LA PAZ, Bolivia, May 21, (AP): Bolivia’s top electoral tribunal on Tuesday disqualified former President Evo Morales from running in the August presidential vote and suspended the candidacy of the other main leftist contender, immediately vaulting President Luis Arce’s governing socialist party into the ranks of front-runners despite its unpopularity.

The moves targeted the two strongest leftist challengers to Arce's nominee: Morales, Bolivia’s first Indigenous president who governed the country from 2006 until his ouster in 2019, and Andrónico Rodríguez, the young Senate president who hails from Morales' rural coca-growing bastion. Both Morales and Rodríguez vowed to fight the decisions and condemned them as a blow to the Andean nation’s fragile democracy.

"The parties that want to support me have been persecuted,” Morales, who still commands fervent support in his tropical highland stronghold, told a local radio show. "The battle is not lost. We will wage a social and legal battle.” On social media, he voiced alarm over "the grave threat facing democracy today.” Morales has repeatedly promised that Bolivia would "convulse” if the electoral tribunal bars him from the race, heightening a sense of crisis in the run-up to the deeply polarized vote scheduled for Aug 17.

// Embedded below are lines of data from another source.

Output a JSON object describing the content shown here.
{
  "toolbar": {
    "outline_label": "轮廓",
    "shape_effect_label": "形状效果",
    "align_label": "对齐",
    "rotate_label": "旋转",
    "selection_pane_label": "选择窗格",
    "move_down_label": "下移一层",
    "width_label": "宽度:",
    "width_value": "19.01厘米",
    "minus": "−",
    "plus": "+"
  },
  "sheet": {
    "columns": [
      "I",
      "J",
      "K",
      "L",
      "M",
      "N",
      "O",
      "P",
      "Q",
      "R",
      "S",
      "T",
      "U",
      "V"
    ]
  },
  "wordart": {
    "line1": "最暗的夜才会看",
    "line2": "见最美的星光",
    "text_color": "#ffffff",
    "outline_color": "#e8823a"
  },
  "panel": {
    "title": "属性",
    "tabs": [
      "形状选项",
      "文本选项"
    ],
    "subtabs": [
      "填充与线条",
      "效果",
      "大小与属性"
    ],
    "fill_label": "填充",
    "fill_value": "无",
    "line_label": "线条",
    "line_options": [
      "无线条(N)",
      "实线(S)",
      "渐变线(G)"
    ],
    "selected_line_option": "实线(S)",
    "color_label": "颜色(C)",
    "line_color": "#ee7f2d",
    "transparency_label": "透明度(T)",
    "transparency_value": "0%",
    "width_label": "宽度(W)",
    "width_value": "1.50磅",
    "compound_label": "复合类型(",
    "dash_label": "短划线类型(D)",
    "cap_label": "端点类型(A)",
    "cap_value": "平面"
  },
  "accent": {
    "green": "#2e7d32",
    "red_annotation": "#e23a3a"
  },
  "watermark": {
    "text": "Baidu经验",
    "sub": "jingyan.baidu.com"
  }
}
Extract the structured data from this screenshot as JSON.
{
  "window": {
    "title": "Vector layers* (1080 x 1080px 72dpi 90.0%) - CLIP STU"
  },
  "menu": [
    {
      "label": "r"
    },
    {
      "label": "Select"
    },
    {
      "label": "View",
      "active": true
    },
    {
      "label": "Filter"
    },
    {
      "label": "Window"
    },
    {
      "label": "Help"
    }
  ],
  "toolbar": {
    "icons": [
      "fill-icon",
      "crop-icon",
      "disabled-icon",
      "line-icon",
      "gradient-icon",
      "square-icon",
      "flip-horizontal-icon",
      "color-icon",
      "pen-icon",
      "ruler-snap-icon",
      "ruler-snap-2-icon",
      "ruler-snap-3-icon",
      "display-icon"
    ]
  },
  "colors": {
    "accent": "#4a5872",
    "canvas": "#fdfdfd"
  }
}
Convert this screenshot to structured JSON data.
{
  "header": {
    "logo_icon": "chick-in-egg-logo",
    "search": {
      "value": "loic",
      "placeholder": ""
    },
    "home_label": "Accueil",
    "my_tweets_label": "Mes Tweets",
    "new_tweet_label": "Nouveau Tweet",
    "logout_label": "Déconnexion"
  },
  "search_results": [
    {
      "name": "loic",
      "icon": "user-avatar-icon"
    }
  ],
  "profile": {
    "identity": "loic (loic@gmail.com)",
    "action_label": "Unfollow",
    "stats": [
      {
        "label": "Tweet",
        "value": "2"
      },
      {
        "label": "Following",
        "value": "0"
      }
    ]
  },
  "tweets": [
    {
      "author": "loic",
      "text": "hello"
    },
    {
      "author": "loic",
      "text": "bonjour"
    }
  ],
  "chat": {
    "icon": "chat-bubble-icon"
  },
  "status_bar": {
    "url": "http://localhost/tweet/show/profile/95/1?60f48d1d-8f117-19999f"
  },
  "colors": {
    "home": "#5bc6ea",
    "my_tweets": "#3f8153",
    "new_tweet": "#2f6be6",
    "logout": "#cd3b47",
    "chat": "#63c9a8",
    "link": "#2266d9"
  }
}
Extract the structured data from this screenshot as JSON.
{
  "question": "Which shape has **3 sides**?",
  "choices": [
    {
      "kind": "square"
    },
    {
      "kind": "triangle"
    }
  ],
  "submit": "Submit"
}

President Arce dismissed their criticism, asking only that "the electoral dispute not generate political and economic instability." Rodríguez - a fresh-faced 36-year-old candidate who generated excitement among voters disillusioned with Morales’ fifth presidential bid and outraged with Arce’s handling of Bolivia's worst economic crisis in 40 years - also called for protests against what he called "a political decision” to suspend his candidacy. "No ruling or judicial decision driven by political interests can overrule the sovereign will of the people,” he wrote on X. The Supreme Electoral Tribunal gave narrow, technical reasons for the decisions as the window closed for candidates to register their political parties.